Tuesday, January 19, 2010

In Haiti, No One In Charge

 This is no criticism of U.S. military and humanitarian relief aid in the first week after the 7.0 magnitude earthquake that flatten half of Haiti last Tuesday. God knows their intentions were sound.

No one seems in charge. Not the Haitian government which was feeble before the quake and totally crippled beginning with the first after shocks. Not the United Nations blue-helmeted security forces shaken to the bone with numerous deaths.

The only semblance of authority was the U.S. military from a party table and laptops performing air traffic control duties at the Port-au-Prince's one runway airport. They established a priority list of plane arrivals and departures. For the most part, the much needed supplies remained for days at the airport.

Some really questionable decisions were made. Doctors Without Borders which had established clinics in Haiti years before the quake, dispatched a portable, inflatable hospital surgery unit carried in two planes. One was allowed to land in Haiti, the other was forced to land in the Dominican Republic resulting in two lost days before it was made operational.

On Thursday night, Belgian relief chief coordinator Geert Gijs ordered a surgical team evacuated from a makeshift hospital leaving just operated victims abandoned because of security reasons.

For all the valid reasons we heard during the chaos on why water, food and medical supplies were not delivered to the horror-stricken, injured, thirsty and hungry victims, one country excelled.

That, of course, was Israel.. Hours after landing, they established a fully equipped field hospital and performed dozens of surgeries. A second team was dispatched Monday night and was operational by midday today.

The IsraAID/FIRST medical teams consisting of 12 medical personnel treated some 200 people, performed 25 surgeries and delivered.three babies in its first day.

The U.S., in particular FEMA, should use Israel as a model. It is a lean, mean, surgical task force with years of practical experience.

The U.S., by comparison, is a bumbling, fumbling giant funneling a wealth of resources too often unable or incapable of being logistically delivered in a timely fashion. It occurred in New Orleans after the Katrina hurricane and we see the same logistical blockage in Haiti.

It is not a case of "helluva job Brownie." It is a case of lack of leadership on the ground. Where is the general or admiral to kick butt and take names and get the job done.

Isabelle Jeanson, a Doctors Without Borders (MSF) Emergency Communications Officer, wrote in an email from Haiti on Sunday: "MSF is still concerned that delivery of vital supplies is being delayed."

"Patients who were not critical only three days ago are now in critical phases. This means that people will die from preventable infections. It's horrible. It's really so terrible that people are begging for help and we can't help them all to save their lives!"

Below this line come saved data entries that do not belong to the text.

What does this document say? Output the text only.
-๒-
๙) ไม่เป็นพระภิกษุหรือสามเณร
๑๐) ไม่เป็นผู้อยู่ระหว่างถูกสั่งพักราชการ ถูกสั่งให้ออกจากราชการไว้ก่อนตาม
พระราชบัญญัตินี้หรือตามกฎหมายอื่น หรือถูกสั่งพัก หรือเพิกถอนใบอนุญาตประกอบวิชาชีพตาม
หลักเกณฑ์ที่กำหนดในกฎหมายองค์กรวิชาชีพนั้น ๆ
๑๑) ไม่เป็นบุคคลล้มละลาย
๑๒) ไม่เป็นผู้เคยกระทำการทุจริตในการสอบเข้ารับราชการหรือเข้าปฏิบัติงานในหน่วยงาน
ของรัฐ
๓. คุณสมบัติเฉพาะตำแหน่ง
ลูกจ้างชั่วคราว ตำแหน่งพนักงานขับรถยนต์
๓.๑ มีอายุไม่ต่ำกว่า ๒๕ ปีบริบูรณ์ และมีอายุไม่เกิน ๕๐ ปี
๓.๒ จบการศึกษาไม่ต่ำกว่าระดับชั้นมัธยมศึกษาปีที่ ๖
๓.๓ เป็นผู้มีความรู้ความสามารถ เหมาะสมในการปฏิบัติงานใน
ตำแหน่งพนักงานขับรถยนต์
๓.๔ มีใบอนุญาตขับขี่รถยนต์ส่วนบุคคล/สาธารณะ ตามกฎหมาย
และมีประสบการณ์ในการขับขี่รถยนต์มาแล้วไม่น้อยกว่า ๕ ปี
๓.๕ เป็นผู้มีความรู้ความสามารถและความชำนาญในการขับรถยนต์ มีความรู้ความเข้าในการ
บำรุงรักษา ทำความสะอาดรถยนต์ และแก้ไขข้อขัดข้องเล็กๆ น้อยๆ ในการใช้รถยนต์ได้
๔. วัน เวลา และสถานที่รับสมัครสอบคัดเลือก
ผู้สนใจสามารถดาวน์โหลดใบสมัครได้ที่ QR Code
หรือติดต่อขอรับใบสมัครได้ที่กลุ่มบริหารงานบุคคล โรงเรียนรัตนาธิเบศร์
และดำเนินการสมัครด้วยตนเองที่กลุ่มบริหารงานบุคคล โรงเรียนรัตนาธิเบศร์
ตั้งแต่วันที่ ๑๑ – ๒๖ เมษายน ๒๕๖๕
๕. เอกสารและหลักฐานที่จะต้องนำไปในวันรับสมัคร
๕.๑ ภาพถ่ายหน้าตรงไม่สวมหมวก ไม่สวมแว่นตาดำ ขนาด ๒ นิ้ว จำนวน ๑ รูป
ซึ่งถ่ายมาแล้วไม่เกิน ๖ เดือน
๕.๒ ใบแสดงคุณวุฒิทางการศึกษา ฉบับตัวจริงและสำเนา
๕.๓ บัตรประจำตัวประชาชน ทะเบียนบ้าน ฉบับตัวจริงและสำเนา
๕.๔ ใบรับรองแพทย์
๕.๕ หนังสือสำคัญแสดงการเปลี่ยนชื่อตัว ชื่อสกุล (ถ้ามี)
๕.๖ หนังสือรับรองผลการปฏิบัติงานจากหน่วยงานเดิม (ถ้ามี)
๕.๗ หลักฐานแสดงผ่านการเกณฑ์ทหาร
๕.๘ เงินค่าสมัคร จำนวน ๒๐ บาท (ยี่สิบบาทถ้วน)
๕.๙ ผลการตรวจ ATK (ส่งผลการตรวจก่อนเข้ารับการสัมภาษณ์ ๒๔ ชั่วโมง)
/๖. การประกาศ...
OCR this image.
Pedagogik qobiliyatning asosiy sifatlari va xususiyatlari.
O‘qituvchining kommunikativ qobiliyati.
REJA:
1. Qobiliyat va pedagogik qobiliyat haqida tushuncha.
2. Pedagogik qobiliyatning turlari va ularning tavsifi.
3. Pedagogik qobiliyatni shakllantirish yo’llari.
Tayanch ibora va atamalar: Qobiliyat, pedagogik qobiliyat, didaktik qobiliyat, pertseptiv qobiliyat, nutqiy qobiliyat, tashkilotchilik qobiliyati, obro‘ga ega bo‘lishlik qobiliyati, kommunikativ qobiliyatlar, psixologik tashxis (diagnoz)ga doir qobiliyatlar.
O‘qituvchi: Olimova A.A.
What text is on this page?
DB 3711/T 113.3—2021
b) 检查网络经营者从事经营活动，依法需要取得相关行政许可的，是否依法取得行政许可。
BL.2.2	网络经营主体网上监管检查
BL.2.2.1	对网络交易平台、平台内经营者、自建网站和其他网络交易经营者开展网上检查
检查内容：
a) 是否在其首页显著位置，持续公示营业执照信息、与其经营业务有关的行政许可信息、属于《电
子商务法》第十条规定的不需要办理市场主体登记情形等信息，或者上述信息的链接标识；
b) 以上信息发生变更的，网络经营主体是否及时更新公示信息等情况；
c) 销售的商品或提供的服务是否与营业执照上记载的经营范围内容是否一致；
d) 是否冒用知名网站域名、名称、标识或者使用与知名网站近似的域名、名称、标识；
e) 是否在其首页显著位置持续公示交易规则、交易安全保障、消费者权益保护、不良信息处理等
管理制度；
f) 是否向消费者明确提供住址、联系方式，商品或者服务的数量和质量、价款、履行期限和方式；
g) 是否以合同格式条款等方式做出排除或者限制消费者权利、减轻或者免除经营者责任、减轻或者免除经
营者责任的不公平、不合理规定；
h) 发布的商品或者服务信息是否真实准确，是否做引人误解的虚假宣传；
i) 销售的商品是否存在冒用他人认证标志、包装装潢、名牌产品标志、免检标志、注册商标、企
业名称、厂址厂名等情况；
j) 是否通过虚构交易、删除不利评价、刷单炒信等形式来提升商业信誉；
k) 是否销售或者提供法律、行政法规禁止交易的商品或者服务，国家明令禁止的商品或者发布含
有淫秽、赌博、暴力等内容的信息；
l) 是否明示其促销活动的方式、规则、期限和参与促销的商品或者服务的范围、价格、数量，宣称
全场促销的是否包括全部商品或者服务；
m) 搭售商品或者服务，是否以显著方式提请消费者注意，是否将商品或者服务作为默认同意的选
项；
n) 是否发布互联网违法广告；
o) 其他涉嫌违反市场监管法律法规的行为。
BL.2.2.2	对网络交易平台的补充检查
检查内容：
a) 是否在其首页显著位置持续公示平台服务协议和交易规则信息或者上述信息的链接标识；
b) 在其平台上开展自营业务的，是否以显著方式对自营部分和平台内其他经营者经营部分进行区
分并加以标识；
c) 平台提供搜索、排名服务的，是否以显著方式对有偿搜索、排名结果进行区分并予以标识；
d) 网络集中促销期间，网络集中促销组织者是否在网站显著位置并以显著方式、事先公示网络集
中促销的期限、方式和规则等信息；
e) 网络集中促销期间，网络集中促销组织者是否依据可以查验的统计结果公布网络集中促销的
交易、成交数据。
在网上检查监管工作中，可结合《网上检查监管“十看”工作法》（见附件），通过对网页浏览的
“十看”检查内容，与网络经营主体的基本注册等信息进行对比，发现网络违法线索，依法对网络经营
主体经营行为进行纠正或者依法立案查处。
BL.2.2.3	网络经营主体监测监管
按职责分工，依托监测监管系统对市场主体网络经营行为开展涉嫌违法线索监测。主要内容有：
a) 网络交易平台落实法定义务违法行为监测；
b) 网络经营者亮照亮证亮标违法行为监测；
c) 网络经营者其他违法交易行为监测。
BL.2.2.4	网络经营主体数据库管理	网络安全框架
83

CNN anchor Anderson Cooper called it "stupid deaths."

Retired Army Lt. Gen. Russel Honore, who led relief efforts for Hurricane Katrina in 2005, said the evacuation of the clinic's medical staff  involving Belgian, Canadian and U.S. doctors was unforgivable.
"Search and rescue must trump security," Honoré said. "I've never seen anything like this before in my life. They need to man up and get back in there." They returned the next morning.

"I find this astonishing these doctors left," he said. "People are scared of the poor."

Under the leadership of President Barack Obama, the U.S. has pledged $100 million in relief aid, committed almost 10,000 troops and countless Coast Guard vessels to Haiti while at the same time suspending the deportation for 18 months of up to 200,000 Haitians said to have entered the country illegally.

I can't help but wonder if we have learned our lesson supporting whatever government the Haitians concoct. Giving money directly to the government is akin to flushing it down the toilet. The money supply line must be changed during that nation's rebuilding process. Smarter people than me no doubt can figure it out. Some of the humanitarian relief organizations made productive strides in schooling Haitians in the operation of medical clinics and hospitals.

Americans have big hearts and always respond to national and international disasters. I don't like what I'm seeing as a future for Haiti. They have nothing but hope and despair. The rebuilding process must start at ground zero. There is no infrastructure -- that big word we take for granted until the bridge collapses or the sewer line bursts.

At the moment our government is on a path to adopt Haiti. That is a recipe for disaster.

The sad thing is that within six months -- exactly as what happened with the tsunami on Christmas Day 2004 off the Indian Ocean -- Americans will have forgotten about Haiti.